World's biggest airline gets first Dreamliner

United Continental, the world's largest airline, has become the first US airline to take delivery of Boeing 787 Dreamliner plane this week.

United said it expects to fly the plane to its Houston hub from Boeing Field in Seattle this week. The first of five 787s United should receive this year will be used in a month-long training program before it enters commercial service.

Chicago-based United has ordered 50 Dreamliners. Other carriers that have received the jet are All Nippon Airways (ANA) and Japan Airlines of Japan, Ethiopian Airlines, Chile's LAN Airlines and Air India. Qantas recently cancelled its order for 35 Dreamliners in an effort to save costs, but will still receive 15 of the aircraft next year to be flown by subsidiary Jetstar.

The 787 is the world's first commercial passenger jet with an airframe made largely of carbon composites instead of aluminum. Because of its lighter weight, the plane consumes 20 per cent less fuel than other jets its size on similar routes.

Average list prices for the 787 family start at $US206.8 million ($A198.2 million).

In other Dreamliner news, launch customer ANA said on Friday it would order 11 more Boeing 787s, with a total list price of around $US2.68 billion, hoping the fuel-efficient aircraft will help cut costs.

The announcement comes as Japan's once cosseted airline industry faces rapid change with the entrance of several low-cost carriers.

"ANA currently has 55 Dreamliners on order, 13 of which have so far been delivered, and the new order today will take ANA's fleet of this innovative and fuel-efficient airliner to 66," ANA said in a statement.

The carrier, Japan's biggest by passenger numbers, said all of the new aircraft will be B787-9 and are expected to be delivered between 2018 and 2021.


"ANA's future fleet plans involve the gradual replacement of the Boeing 767 and Boeing 777-200 with the 787," the company said.

"The fuel efficiency of the B787-9 is similar to that of the B787-8, while it has greater seat capacity, helping support the profitable expansion of ANA's international and domestic route networks."

The company gave no value for the order, but airlines rarely pay the list price for planes.

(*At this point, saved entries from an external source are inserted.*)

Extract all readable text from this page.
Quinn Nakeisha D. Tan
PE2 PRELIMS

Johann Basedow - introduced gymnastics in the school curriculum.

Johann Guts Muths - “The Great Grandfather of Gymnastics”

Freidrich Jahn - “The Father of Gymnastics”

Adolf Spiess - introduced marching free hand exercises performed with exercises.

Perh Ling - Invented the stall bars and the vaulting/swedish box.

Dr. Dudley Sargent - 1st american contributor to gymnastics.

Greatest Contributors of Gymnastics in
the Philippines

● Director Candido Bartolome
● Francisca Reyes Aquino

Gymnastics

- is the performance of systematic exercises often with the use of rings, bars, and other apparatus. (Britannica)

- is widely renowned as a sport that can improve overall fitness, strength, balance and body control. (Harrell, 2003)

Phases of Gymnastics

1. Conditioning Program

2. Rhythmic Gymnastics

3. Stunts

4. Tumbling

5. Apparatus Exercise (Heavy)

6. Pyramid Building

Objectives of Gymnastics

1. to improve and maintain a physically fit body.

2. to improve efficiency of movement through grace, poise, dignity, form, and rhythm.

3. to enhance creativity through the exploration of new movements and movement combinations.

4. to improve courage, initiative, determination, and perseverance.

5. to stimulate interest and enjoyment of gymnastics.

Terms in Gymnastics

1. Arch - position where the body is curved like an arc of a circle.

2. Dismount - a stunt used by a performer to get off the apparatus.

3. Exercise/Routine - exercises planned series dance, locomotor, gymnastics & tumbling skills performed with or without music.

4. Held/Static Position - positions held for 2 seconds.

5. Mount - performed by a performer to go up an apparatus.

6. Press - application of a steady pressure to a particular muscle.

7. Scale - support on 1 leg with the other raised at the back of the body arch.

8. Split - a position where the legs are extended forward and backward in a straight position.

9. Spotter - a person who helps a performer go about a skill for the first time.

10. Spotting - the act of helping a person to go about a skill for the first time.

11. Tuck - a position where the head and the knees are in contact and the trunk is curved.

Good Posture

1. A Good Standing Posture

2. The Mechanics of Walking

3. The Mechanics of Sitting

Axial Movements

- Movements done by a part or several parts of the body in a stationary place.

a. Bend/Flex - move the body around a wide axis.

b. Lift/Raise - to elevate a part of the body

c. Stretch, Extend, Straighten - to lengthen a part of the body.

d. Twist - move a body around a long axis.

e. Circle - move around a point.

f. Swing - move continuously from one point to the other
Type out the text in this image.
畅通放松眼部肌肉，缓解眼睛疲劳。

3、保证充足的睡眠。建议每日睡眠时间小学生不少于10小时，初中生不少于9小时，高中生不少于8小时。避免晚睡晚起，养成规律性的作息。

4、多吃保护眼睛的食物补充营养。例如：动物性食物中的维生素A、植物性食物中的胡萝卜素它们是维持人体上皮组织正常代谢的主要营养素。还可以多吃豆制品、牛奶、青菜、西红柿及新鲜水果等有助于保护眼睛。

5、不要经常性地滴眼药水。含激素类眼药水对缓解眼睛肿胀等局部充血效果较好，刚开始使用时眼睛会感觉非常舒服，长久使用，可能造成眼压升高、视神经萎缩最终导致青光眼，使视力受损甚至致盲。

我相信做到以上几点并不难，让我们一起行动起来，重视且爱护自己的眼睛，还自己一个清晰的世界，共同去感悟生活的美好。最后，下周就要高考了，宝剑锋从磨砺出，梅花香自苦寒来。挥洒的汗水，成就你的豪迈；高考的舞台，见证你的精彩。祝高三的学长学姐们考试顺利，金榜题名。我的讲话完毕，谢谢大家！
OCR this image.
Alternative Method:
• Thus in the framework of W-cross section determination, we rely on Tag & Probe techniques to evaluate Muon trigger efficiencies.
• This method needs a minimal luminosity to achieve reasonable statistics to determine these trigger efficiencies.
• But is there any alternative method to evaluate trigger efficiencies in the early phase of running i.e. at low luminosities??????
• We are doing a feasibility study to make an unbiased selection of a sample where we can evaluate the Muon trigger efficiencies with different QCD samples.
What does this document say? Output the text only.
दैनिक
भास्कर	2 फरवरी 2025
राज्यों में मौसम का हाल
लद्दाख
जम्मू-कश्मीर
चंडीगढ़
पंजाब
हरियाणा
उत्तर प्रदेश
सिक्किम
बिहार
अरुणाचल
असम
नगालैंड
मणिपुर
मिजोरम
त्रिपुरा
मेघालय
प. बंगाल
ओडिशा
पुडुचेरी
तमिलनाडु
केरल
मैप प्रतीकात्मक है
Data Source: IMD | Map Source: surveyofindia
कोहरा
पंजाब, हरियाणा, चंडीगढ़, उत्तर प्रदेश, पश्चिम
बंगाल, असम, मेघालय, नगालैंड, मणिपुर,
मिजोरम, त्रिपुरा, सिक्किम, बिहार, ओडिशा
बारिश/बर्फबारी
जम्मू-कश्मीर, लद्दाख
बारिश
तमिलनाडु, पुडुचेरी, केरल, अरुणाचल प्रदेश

The airline got its first 787 in October last year and is now flying the plane on eight domestic routes, as well as from Tokyo's Haneda airport to Frankfurt in Germany.

Plans are in place for the 787 to be used on a new Tokyo to San Jose route, and to replace aircraft currently used on the service to Seattle from October 1. From October 28, the Haneda to Beijing route will use the Dreamliner, the company said.

However, an ongoing territorial row between Japan and China over disputed islands in the East China Sea has badly dented demand for flights between Asia's two largest economies.

ANA said Tuesday 18,800 seat reservations had been cancelled on routes between the two countries for the three months to November.

The carrier said in August that it was back in the black, logging a net profit of 668 million yen ($A8.2 million) in its fiscal first quarter to June, reversing a year-earlier loss, thanks to increased travel demand.

It had seen an 8.1 billion yen operating loss in the first quarter of last year as passenger demand collapsed in the aftermath of the March 11 earthquake-tsunami and meltdowns at the Fukushima Daiichi nuclear plant.

But cost cutting and a recovery in international travel demand helped the airline post a record operating profit of $US1.2 billion in the fiscal year ended in March.

ANA said international flight sales rose more than 20 per cent on year in the latest quarter.

Japan's aviation market has long been dominated by ANA and rival Japan Airlines (JAL), but this year has seen the launch of a number of new cheap carriers that could challenge that supremacy.

Both airlines have themselves invested in the new budget start-ups.

ANA last year set up Peach Aviation with a Hong Kong investment fund, while JAL announced a tie-up with Australia's Qantas to launch Jetstar Japan.

AirAsia Japan -- a joint venture between ANA and Malaysia's budget firm AirAsia -- has also launched its lower-cost service.

In its earnings report ANA said it saw a host of other challenges for the year to March 2013 including rising oil prices and exchange rate fluctuations.

In July the company stole the march on JAL's refloating, which happened Wednesday, with a new share issue that saw it offer 914 million new shares.

The issue raised 173 billion yen, which the company at the time said would be used to fund the expansion of its fleet.

Ahead of Friday's announcement, ANA closed flat on the Tokyo Stock Exchange at 176 yen.

The Dreamliner was touted as the great new hope for US manufacturer Boeing, which says its next-generation composite fibre body reduces weight and boosts fuel efficiency.

But it has been hit by a series of glitches, including test engine trouble in July that was the subject of a probe by the US National Transportation Safety Board.

On July 23, ANA said it was grounding five 787 Dreamliner jets for repairs because of a defect on the Rolls-Royce engine.

In February, Boeing said around 55 Dreamliners were at risk of developing a fuselage problem.